I just returned from a visit to these two worldmark locations.  If there is some specific information or questions that people have, please ask.  I have not yet had a chance to write a review, but will when I return from my next vacation, which I leave for in 5 days.


----------



## JimMIA (May 15, 2013)

This is probably not even fair, but...how'd you get into those two resorts???

Hope you enjoyed Zion and Yellowstone -- I'm sure you did!


----------



## sue1947 (May 15, 2013)

Sandy,
  What were the conditions in Yellowstone this early?  Were all the roads plowed out?  How much snow on the ground?  Were there lots of critters to see?  

Sue


----------



## Sandy VDH (May 16, 2013)

sue1947 said:


> Sandy,
> What were the conditions in Yellowstone this early?  Were all the roads plowed out?  How much snow on the ground?  Were there lots of critters to see?
> 
> Sue



Actually Yellowstone has had a light (for them) snow cover the last 2 years.  However with Sequestration cuts, they delayed the plowing by 2 weeks this year. 

The West entrance opened a full week before we arrived (April 19th open).  That opening included Mammoth to Old Faithful ( but not beyond) and the West Entrance.  With the exception of the high valley between Mammoth and Norris, there was not much snow on the ground at all. 

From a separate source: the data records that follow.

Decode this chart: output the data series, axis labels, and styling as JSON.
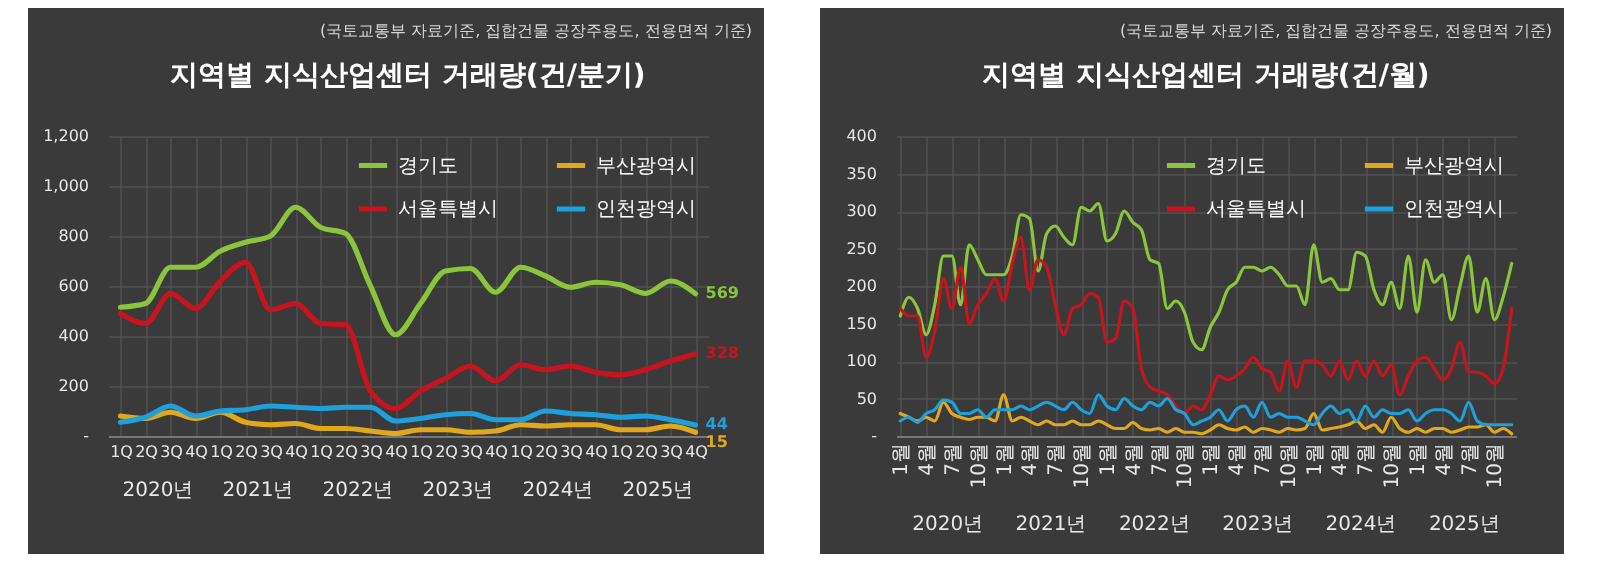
{
  "chart_data": [
    {
      "type": "line",
      "title": "지역별 지식산업센터 거래량(건/분기)",
      "categories": [
        "1Q",
        "2Q",
        "3Q",
        "4Q",
        "1Q",
        "2Q",
        "3Q",
        "4Q",
        "1Q",
        "2Q",
        "3Q",
        "4Q",
        "1Q",
        "2Q",
        "3Q",
        "4Q",
        "1Q",
        "2Q",
        "3Q",
        "4Q",
        "1Q",
        "2Q",
        "3Q",
        "4Q"
      ],
      "ylim": [
        0,
        1200
      ],
      "yticks": [
        {
          "value": 0,
          "label": "-"
        },
        200,
        400,
        600,
        800,
        {
          "value": 1000,
          "label": "1,000"
        },
        {
          "value": 1200,
          "label": "1,200"
        }
      ],
      "grid": true,
      "legend": "top right",
      "annotations": [
        "(국토교통부 자료기준, 집합건물 공장주용도, 전용면적 기준)",
        "2020년",
        "2021년",
        "2022년",
        "2023년",
        "2024년",
        "2025년"
      ],
      "series": [
        {
          "name": "경기도",
          "color": "#8cc43c",
          "values": [
            515,
            530,
            675,
            675,
            740,
            775,
            800,
            915,
            835,
            810,
            600,
            405,
            530,
            660,
            670,
            575,
            675,
            640,
            595,
            615,
            605,
            570,
            620,
            569
          ],
          "value_labels": [
            null,
            null,
            null,
            null,
            null,
            null,
            null,
            null,
            null,
            null,
            null,
            null,
            null,
            null,
            null,
            null,
            null,
            null,
            null,
            null,
            null,
            null,
            null,
            "569"
          ]
        },
        {
          "name": "부산광역시",
          "color": "#e0a81c",
          "values": [
            80,
            70,
            95,
            70,
            95,
            55,
            45,
            50,
            30,
            30,
            20,
            10,
            25,
            25,
            15,
            20,
            45,
            40,
            45,
            45,
            25,
            25,
            40,
            15
          ],
          "value_labels": [
            null,
            null,
            null,
            null,
            null,
            null,
            null,
            null,
            null,
            null,
            null,
            null,
            null,
            null,
            null,
            null,
            null,
            null,
            null,
            null,
            null,
            null,
            null,
            "15"
          ]
        },
        {
          "name": "서울특별시",
          "color": "#c8141e",
          "values": [
            490,
            450,
            570,
            510,
            620,
            695,
            505,
            530,
            450,
            445,
            180,
            110,
            180,
            230,
            280,
            220,
            285,
            265,
            280,
            255,
            245,
            265,
            300,
            328
          ],
          "value_labels": [
            null,
            null,
            null,
            null,
            null,
            null,
            null,
            null,
            null,
            null,
            null,
            null,
            null,
            null,
            null,
            null,
            null,
            null,
            null,
            null,
            null,
            null,
            null,
            "328"
          ]
        },
        {
          "name": "인천광역시",
          "color": "#1ea0dc",
          "values": [
            55,
            75,
            120,
            80,
            100,
            105,
            120,
            115,
            110,
            115,
            115,
            60,
            70,
            85,
            90,
            65,
            65,
            100,
            90,
            85,
            75,
            80,
            65,
            44
          ],
          "value_labels": [
            null,
            null,
            null,
            null,
            null,
            null,
            null,
            null,
            null,
            null,
            null,
            null,
            null,
            null,
            null,
            null,
            null,
            null,
            null,
            null,
            null,
            null,
            null,
            "44"
          ]
        }
      ]
    },
    {
      "type": "line",
      "title": "지역별 지식산업센터 거래량(건/월)",
      "categories": [
        "1월",
        null,
        null,
        "4월",
        null,
        null,
        "7월",
        null,
        null,
        "10월",
        null,
        null,
        "1월",
        null,
        null,
        "4월",
        null,
        null,
        "7월",
        null,
        null,
        "10월",
        null,
        null,
        "1월",
        null,
        null,
        "4월",
        null,
        null,
        "7월",
        null,
        null,
        "10월",
        null,
        null,
        "1월",
        null,
        null,
        "4월",
        null,
        null,
        "7월",
        null,
        null,
        "10월",
        null,
        null,
        "1월",
        null,
        null,
        "4월",
        null,
        null,
        "7월",
        null,
        null,
        "10월",
        null,
        null,
        "1월",
        null,
        null,
        "4월",
        null,
        null,
        "7월",
        null,
        null,
        "10월",
        null,
        null
      ],
      "ylim": [
        0,
        400
      ],
      "yticks": [
        {
          "value": 0,
          "label": "-"
        },
        50,
        100,
        150,
        200,
        250,
        300,
        350,
        400
      ],
      "grid": true,
      "legend": "top right",
      "annotations": [
        "(국토교통부 자료기준, 집합건물 공장주용도, 전용면적 기준)",
        "2020년",
        "2021년",
        "2022년",
        "2023년",
        "2024년",
        "2025년"
      ],
      "series": [
        {
          "name": "경기도",
          "color": "#8cc43c",
          "values": [
            160,
            185,
            170,
            135,
            175,
            240,
            240,
            175,
            255,
            235,
            215,
            215,
            215,
            240,
            295,
            290,
            220,
            270,
            280,
            265,
            255,
            305,
            300,
            310,
            260,
            270,
            300,
            285,
            275,
            235,
            230,
            170,
            180,
            165,
            125,
            115,
            145,
            165,
            195,
            205,
            225,
            225,
            220,
            225,
            215,
            200,
            200,
            175,
            255,
            205,
            210,
            195,
            195,
            245,
            240,
            195,
            175,
            205,
            170,
            240,
            165,
            235,
            205,
            215,
            155,
            200,
            240,
            165,
            210,
            155,
            185,
            230
          ]
        },
        {
          "name": "부산광역시",
          "color": "#e0a81c",
          "values": [
            30,
            25,
            20,
            25,
            20,
            45,
            30,
            25,
            22,
            25,
            25,
            20,
            55,
            20,
            25,
            20,
            15,
            20,
            15,
            15,
            20,
            15,
            15,
            20,
            15,
            10,
            10,
            18,
            10,
            8,
            10,
            5,
            10,
            5,
            5,
            3,
            8,
            15,
            10,
            8,
            12,
            5,
            10,
            8,
            5,
            10,
            8,
            10,
            30,
            8,
            10,
            12,
            15,
            20,
            10,
            15,
            5,
            25,
            10,
            5,
            10,
            5,
            10,
            10,
            5,
            8,
            12,
            12,
            15,
            5,
            10,
            3
          ]
        },
        {
          "name": "서울특별시",
          "color": "#c8141e",
          "values": [
            170,
            160,
            160,
            105,
            140,
            210,
            170,
            225,
            150,
            175,
            190,
            210,
            180,
            230,
            265,
            195,
            235,
            225,
            175,
            135,
            170,
            175,
            190,
            185,
            125,
            130,
            180,
            170,
            90,
            65,
            60,
            55,
            40,
            30,
            40,
            35,
            55,
            80,
            75,
            80,
            90,
            105,
            90,
            85,
            60,
            100,
            65,
            100,
            100,
            95,
            80,
            100,
            75,
            100,
            80,
            100,
            80,
            95,
            55,
            80,
            100,
            105,
            90,
            75,
            90,
            125,
            85,
            85,
            80,
            70,
            90,
            170
          ]
        },
        {
          "name": "인천광역시",
          "color": "#1ea0dc",
          "values": [
            20,
            25,
            18,
            30,
            35,
            48,
            45,
            30,
            30,
            35,
            25,
            35,
            35,
            35,
            40,
            35,
            40,
            45,
            40,
            35,
            45,
            35,
            30,
            55,
            40,
            35,
            50,
            40,
            35,
            45,
            40,
            50,
            35,
            30,
            15,
            20,
            25,
            35,
            20,
            35,
            40,
            25,
            45,
            25,
            30,
            25,
            25,
            20,
            15,
            30,
            40,
            30,
            35,
            20,
            40,
            25,
            35,
            30,
            30,
            35,
            20,
            30,
            35,
            35,
            30,
            20,
            45,
            20,
            15,
            15,
            15,
            15
          ]
        }
      ]
    }
  ]
}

The road from Norris to Canyon and then the East Entrance out to Cody opened while we were there (may 3 opening, on schedule).  However Lake Yellowstone is nearly completed ice covered at this time of year. 

Weather at this time of year is a mixed bag.  We had 60 degrees and 30 degree days.  Although it was only below freezing 1 day.  It was nice and sunny about half of the time and overcast but warm enough the rest of the time. 

Bison are having calves at this time of year.  Bears are coming out of the dens with cubs.  Saw fox, coyote, bears, lots of bison, elk, pronghorn.  

Best thing is that there is really NOT MUCH traffic.  Which is awesome, as the summer traffic is crazy.


Here are some links for dates and roads.
http://www.nps.gov/yell/planyourvisit/parkroads.htm
http://www.nps.gov/yell/planyourvisit/plowing.htm
http://www.nps.gov/yell/planyourvisit/ocd_locale.htm




JimMIA said:


> This is probably not even fair, but...how'd you get into those two resorts???
> 
> Hope you enjoyed Zion and Yellowstone -- I'm sure you did!



I managed to pick up the Yellowstone via an RCI deposit.  I have someone that I swap Wyndham access for Worldmark access, so the St George unit was a private swap.

We did Yellowstone, Canyonlands, Arches, Bryce and Zion on this trip.  We did not do the Tetons as the Road from Yellowstone to Tetons had not yet opened (Scheduled May 10th).


----------